There are 2 ways to calculate specific capacitance and one is from CV data and the other one is from galvanostatic discharge curve. Both give different values and I do not know which one is the more reliable. Any suggestion about this?
Dear Dilek, Thank you very much for asking this question.From last week, I'm also searching the answer behind it, but didn't get any clue from anywhere. Waiting for reply from experts.............
In my opinion you have to calculated it from the Constant Current Constant Voltage Methode, or at least from galvanostatic measurements.
In cyclic voltametry you never reach a thermodynamic equilibrium. You observe current maxima which correspond to an equilibrium between the reaction and the diffusion kinetics. But you change the current/peak maximum by changing the voltage sweep, because this experiment is influenced by kinetics.
The specific capacitance is a value corresponding to the energy in a system, so depending not on kinetics but on thermodynamics. Therefor you should use a constant current experiment up to a voltage boundary and then keep the voltage constant until the current gets below a threshold. From this charge you can calculate the specific capacitance.

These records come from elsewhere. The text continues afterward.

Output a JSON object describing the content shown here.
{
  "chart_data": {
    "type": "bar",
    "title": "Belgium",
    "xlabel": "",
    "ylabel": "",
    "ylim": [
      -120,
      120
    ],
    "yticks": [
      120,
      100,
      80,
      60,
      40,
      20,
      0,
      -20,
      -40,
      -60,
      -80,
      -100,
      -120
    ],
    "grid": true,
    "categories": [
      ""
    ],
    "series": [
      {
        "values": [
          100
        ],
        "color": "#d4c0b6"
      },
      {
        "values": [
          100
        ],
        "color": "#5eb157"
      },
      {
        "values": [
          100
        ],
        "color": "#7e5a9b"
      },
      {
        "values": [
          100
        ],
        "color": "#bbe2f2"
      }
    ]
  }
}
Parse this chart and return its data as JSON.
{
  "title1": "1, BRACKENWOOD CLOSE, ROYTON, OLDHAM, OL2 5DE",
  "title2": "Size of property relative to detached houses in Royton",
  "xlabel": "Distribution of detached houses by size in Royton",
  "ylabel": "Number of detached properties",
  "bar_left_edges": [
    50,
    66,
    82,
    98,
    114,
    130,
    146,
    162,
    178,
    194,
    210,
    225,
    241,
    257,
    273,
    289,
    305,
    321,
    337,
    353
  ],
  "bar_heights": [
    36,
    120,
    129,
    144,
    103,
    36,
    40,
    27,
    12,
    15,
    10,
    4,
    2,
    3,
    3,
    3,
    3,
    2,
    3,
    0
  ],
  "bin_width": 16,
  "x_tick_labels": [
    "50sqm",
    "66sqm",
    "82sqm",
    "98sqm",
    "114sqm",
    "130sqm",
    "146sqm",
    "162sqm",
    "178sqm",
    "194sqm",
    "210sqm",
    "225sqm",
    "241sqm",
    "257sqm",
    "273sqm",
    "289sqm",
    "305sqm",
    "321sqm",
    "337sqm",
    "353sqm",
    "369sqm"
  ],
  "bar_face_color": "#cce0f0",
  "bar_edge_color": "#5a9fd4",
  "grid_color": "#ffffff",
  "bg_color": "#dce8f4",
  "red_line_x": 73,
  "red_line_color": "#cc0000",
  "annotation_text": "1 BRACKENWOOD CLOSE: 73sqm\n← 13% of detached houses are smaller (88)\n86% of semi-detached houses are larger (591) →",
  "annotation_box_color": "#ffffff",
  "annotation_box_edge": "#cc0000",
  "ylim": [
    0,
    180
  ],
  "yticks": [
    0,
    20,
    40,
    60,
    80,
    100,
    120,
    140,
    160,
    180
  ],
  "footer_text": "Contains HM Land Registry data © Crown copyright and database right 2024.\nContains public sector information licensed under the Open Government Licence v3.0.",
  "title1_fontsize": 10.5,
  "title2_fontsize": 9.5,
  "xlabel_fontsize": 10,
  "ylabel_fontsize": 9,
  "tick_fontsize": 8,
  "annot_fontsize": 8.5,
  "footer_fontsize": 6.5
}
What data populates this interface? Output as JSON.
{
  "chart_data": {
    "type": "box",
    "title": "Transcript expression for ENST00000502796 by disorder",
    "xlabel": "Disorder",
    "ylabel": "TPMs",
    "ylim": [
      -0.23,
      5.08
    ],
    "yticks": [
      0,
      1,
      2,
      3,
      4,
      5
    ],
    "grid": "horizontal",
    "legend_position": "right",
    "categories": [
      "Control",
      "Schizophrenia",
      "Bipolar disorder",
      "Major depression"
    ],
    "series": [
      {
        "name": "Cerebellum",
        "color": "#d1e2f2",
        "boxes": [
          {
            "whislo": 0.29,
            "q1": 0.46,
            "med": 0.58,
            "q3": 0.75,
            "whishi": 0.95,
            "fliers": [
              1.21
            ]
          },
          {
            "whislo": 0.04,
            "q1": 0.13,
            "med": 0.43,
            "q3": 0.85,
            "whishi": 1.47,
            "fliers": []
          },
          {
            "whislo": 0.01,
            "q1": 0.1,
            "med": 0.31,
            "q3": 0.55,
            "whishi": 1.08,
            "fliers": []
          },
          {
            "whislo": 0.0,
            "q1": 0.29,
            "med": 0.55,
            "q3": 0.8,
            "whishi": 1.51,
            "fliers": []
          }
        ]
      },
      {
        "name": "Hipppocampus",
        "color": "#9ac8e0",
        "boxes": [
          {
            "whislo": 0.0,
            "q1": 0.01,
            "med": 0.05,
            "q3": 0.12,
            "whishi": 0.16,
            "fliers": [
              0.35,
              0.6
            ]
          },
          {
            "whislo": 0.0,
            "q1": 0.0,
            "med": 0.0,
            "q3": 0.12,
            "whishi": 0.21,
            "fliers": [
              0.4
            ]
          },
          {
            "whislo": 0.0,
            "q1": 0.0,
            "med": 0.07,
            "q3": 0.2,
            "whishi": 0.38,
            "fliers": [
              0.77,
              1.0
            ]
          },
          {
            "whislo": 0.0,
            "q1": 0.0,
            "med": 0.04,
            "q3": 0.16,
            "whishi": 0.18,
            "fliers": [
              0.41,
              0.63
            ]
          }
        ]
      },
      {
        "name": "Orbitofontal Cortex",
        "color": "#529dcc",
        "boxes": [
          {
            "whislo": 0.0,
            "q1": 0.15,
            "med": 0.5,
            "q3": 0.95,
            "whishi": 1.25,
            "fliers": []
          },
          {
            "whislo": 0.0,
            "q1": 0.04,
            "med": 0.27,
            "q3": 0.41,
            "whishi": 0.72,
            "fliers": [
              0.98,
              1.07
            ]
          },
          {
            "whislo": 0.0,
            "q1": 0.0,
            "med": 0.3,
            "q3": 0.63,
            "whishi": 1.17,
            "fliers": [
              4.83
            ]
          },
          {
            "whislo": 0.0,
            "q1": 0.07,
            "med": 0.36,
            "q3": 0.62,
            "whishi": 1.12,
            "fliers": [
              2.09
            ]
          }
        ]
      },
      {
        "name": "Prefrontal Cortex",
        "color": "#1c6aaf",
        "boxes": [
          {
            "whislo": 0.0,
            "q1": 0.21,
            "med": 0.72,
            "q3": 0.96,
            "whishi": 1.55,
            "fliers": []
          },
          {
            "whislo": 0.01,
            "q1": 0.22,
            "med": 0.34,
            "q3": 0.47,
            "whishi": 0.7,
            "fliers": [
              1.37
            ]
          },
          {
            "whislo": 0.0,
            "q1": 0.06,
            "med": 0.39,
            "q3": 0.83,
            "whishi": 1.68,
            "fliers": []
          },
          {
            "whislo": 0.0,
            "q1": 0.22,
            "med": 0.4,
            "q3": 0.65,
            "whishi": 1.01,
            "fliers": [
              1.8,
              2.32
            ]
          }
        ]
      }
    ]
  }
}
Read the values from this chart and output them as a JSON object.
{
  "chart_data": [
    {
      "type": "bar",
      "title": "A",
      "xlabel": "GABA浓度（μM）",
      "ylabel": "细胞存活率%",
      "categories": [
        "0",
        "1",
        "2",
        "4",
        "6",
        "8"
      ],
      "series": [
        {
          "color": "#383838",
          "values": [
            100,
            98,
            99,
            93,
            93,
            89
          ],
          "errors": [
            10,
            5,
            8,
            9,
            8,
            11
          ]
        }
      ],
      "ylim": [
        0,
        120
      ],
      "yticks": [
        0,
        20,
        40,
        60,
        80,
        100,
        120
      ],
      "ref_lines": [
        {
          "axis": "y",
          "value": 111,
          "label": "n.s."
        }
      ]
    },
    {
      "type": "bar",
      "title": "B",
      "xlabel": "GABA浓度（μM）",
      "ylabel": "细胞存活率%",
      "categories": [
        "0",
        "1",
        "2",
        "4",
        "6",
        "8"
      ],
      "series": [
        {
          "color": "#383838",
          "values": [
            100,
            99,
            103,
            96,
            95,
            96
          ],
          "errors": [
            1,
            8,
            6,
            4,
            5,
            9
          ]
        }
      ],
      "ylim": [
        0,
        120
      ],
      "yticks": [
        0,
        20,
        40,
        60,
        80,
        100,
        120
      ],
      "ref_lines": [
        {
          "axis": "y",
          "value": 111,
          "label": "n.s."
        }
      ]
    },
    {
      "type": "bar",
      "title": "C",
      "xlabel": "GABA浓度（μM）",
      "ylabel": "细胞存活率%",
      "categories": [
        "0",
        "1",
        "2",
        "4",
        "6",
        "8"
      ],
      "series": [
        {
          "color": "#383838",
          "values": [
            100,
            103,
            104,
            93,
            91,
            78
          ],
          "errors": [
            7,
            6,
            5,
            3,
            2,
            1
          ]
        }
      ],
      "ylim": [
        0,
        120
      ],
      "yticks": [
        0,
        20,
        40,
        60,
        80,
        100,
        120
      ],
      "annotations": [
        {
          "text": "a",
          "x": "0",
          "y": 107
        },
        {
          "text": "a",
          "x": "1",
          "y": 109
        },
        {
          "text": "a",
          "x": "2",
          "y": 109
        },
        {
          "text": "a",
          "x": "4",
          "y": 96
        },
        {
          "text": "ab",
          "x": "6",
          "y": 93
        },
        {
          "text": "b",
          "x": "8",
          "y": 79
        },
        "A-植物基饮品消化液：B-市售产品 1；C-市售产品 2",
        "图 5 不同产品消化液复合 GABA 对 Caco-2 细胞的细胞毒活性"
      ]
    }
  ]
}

Sascha is quite right, method based on using galvanostatic discharge curve is more accurate and reliable because specific capacitance extracted from CV curve will depend on the scan (sweep) rate. More precisely, the sweep rate should be slow enough to reach an equilibrium. But it takes time. So, if you are too impatient and apply a too fast scan rate, your results for capacitance will differ quite substantially from a more stable (thermodynamically) procedure based on galvanostatic discharge curve. Usually, fast scan rates result in lower capacitances in comparison with slow rates. To avoid this problem, there is a special renormalization procedure for CV curves based on dividing all currents by the scan rate. For more discussion on this interesting topic, check this link.
Cyclic voltammetry is a basic characterization that helps to know the information about oxidation/reduction, reversability,... CV measure current whereas charge-discharge measure time for a fixed current. Practically any device should operate at particular current for discharge the stored charges. So charge-discharge is a reliable method to calculate specific capacitance. Specific capacitance calculated from CV can support the charge-discharge results.
If the phenomenon occurring at the electrode surface is from pure electrical double layer (EDL) that means simple charge/discharge, then you may get comparable capacitance values only if you used slow scan rates.
In our experience, we are able to compare the capacitance values of porous carbon electrodes with galvanostatic charge/discharge at 200 mA/g and cyclic voltammetry at 2 mV/s.
Additional pseudo-faradaic processes occurring with EDL process will affect the kinetics and you may not get comparable capacitance values as explained in above replies.
Both the technique should give exactly similar results as both are complementary techniques, instead the voltage window as well current range should be similar in the both the techniques. Decrease in the capacitance with scan rate/discharge current also follow the same way.